PasswordEncryption - googlegsa/manager.v3 GitHub Wiki

Introduction

Among the data that the connector manager stores for each connector is a username/password pair that is used by the connector to crawl a CMS. The password is encrypted using a symmetric key that is stored in a keystore. Specifically,every connector is specified by a list of properties (key-value pairs) and the value of any property whose key contains the substring "password" (case-insensitive) is encrypted.

Details

The Java Cryptographic Extension (JCE) is used for encryption and storing keys. This allows you to plug-in your own JCE provider. Our implementation uses the default provider in the Sun Java Runtime v 1.5.0.

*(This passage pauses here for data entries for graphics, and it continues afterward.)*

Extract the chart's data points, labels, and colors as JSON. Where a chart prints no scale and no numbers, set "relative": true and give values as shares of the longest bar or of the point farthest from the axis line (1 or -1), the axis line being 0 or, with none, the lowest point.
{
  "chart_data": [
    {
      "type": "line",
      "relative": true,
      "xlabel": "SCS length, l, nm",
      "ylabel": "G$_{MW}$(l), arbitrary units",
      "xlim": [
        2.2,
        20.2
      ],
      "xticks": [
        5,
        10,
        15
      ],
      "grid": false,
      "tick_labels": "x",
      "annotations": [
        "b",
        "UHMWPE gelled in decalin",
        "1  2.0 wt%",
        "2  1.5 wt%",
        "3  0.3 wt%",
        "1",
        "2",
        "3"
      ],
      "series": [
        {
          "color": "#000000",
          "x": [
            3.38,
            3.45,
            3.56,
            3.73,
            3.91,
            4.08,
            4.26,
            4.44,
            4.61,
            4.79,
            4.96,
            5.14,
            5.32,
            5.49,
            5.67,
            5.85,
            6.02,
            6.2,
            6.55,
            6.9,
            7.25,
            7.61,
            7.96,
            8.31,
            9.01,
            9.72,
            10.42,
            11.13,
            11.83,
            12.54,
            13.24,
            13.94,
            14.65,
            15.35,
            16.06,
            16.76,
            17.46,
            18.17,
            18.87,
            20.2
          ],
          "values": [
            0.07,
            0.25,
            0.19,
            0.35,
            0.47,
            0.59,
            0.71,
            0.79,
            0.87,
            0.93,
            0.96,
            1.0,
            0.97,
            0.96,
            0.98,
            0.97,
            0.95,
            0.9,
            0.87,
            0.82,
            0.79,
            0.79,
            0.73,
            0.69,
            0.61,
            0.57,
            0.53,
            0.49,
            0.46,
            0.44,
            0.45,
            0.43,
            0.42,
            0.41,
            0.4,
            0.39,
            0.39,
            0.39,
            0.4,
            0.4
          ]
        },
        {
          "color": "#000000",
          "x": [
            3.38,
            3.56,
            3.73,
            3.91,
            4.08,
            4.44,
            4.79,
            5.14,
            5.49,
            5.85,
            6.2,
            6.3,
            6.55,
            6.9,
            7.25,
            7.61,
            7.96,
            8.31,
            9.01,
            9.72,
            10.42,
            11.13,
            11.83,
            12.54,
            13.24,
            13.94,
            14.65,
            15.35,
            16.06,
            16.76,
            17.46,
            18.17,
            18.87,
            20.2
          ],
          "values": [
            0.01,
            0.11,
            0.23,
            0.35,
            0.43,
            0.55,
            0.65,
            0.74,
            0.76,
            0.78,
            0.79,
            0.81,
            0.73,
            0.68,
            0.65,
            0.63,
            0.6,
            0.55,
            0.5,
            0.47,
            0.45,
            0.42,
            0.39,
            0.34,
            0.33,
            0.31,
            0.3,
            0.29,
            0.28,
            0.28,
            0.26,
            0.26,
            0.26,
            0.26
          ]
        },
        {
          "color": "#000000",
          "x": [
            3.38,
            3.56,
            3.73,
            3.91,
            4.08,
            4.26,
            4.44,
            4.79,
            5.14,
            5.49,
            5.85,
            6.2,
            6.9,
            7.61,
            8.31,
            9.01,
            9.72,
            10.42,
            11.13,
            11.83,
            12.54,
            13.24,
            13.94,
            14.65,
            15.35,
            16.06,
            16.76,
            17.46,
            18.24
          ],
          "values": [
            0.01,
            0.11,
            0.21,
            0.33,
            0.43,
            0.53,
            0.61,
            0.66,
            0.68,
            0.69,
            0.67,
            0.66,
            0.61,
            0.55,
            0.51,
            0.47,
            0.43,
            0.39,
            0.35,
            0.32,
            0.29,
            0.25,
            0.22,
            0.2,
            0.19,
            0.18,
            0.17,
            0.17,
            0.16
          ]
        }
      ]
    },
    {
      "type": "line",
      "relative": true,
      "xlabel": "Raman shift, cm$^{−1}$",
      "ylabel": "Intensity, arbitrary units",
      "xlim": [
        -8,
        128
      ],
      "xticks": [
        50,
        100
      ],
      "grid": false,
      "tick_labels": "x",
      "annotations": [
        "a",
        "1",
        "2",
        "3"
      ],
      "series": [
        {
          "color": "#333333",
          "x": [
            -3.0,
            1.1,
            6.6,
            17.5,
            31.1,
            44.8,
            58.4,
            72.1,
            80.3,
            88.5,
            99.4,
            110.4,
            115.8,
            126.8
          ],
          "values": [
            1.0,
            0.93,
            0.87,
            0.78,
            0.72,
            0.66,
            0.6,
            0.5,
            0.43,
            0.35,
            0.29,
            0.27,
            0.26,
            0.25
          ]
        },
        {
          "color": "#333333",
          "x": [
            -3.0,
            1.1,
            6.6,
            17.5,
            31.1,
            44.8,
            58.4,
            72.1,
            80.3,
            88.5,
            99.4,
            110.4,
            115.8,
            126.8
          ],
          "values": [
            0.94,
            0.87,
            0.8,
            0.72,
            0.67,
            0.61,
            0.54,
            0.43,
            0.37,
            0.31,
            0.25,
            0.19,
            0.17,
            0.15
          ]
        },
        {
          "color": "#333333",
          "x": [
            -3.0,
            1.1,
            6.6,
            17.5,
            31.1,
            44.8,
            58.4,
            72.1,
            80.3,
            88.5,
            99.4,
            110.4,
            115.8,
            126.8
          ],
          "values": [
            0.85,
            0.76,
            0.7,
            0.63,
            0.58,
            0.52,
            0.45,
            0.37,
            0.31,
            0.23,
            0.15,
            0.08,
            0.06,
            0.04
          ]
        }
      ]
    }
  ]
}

The parameters used to do this have sane defaults that work out of the box, but they can be over-ridden. The parameters are specified in the web.xml for the connector manager webapp.

The parameters are:

  • Keystore file specifies the filename in which the keystore is kept. The default is connector_manager.keystore. The associated parameter in web.xml is called keystore_file. This file will be created if it does not exist. If the StandardContext is being used and the unpackWAR is defaulted to true then the webapp will search for this file under its WEB-INF directory. If the Servlet container cannot translate this path to a real path, then it will be treated as a virtual path.

  • The keystore password file contains the password used to secure the keystore. If the file does not exist, an empty password is used. The default filename is keystore_passwd. The associated parameter in web.xml is called keystore_passwd_file.

  • The keystore encryption algorithm specifies what symmetric encryption algorithm to use for encrypting passwords. The default is "AES". Your JCE provider must support the algorithm. The associated parameter in web.xml is called keystore_crypto_algo.

  • The type of keystore used by JCE can also be specified. The default is "JCEKS". Your JCE provider must support this type of keystore. The associated parameter in web.xml is called keystore_type.

These parameters are specified in the <context-params> section of web.xml. Here is an example:


<context-param>
      <param-name>keystore_type</param-name>
      <param-value>JCEKS</param-value>
      <description>
        The type of keystore to use. Your JCE provider must support it.
      </description>
</context-param>

The keystore password is specified in a file (as opposed to interactively). This has two advantages:

  • It does not preclude automated startup of the application (say after a reboot).
  • You can use scripts that perform security checks before writing the password to the file.

EncryptPassword Command Line Application

Connector Manager versions 2.6.0 and later provide a command line utility, EncryptPassword, that can be used to encrypt passwords using the mechanism described here.